English Description is complex but this the only way to describe the language. You can improve it by first convert given DFA into minimized DFA then write RE and description.
Also, there is a Derivative Method to find RE from a given Transition Graph using Arden's Theorem. I have explained here how to write a regular expression for a DFA using Arden's theorem. The transition graph must first be converted into a standard form without the null-move and single start state. But I prefer to learn Theory of computation by analysis instead of using the Mathematical derivation approach.

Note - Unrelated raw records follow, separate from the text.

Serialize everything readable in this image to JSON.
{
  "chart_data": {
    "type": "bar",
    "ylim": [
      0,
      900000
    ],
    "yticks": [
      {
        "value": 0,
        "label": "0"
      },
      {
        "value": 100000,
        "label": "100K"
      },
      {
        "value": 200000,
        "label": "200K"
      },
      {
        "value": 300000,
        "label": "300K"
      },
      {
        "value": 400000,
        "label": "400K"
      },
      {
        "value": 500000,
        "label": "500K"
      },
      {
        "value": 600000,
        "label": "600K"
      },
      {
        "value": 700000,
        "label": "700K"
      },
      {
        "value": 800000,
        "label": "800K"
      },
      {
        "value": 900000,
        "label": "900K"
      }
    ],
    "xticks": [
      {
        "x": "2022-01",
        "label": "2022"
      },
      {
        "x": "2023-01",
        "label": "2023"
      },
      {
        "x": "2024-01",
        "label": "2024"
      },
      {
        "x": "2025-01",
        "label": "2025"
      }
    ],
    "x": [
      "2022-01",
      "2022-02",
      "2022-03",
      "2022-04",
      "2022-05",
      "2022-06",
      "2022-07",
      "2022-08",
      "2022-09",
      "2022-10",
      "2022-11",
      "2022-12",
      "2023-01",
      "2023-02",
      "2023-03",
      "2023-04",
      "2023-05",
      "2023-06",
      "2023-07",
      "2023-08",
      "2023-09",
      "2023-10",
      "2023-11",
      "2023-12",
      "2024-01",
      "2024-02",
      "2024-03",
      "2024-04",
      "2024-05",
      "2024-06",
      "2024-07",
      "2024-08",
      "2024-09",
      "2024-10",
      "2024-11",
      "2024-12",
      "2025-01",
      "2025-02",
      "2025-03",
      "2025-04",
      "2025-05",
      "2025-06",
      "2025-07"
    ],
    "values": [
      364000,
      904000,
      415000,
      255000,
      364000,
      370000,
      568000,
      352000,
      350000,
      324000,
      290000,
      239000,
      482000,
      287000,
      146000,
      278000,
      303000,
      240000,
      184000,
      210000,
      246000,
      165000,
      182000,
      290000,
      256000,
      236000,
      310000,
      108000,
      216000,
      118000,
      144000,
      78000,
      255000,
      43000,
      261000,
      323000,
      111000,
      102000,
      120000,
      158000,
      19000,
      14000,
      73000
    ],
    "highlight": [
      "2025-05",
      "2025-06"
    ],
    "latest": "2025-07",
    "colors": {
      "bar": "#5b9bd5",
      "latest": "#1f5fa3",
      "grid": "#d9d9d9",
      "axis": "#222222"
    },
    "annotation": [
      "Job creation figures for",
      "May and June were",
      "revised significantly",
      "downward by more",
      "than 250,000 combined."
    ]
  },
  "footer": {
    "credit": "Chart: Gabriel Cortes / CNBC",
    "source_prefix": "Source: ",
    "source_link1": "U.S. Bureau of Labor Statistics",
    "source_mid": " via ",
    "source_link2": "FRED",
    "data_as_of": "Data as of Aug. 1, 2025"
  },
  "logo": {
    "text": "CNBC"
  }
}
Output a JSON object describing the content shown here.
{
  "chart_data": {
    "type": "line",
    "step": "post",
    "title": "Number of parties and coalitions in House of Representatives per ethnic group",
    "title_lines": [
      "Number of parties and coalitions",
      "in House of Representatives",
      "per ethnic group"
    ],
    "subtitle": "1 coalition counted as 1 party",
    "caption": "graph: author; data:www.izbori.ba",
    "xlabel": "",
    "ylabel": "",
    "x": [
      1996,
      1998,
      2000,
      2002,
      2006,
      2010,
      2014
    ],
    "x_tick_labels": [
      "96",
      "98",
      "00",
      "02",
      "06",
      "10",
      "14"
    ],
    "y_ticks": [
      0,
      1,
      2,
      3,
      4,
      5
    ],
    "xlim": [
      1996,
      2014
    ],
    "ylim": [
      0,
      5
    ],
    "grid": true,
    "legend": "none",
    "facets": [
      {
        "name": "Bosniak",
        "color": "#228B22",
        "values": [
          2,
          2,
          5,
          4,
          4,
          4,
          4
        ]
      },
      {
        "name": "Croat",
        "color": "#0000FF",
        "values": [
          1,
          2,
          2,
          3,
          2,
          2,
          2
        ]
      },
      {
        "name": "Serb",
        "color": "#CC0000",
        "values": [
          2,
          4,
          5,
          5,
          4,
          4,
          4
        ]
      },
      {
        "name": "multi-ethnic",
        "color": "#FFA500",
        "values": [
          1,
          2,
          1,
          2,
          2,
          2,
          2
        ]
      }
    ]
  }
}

I guess this question isn't relevant anymore :) and it's probably better to guide you through it then just stating the answer, but I think I got a basic expression that covers it (it's probably minimizable), so i'll just write it down for future searchers
(aa)*b(b)* // for stoping at 2
U
(aa)*b(b)*a(aa)* // for stoping at 3
U
(aa)*b(b)*a(aa)*b((a)*(b)*)* // for stoping at 5 via 3
U
a(aa)*b((a)*(b)*)* // for stoping at 5 via 4
The examples (1 - 4) that you give there are not the language accepted by the DFA. They are merely strings that belong to the language that the DFA accepts. Therefore, they all fall in the same language.
If you want to figure out the regular expression that defines that DFA, you will need to do something called k-path induction, and you can read up on it here.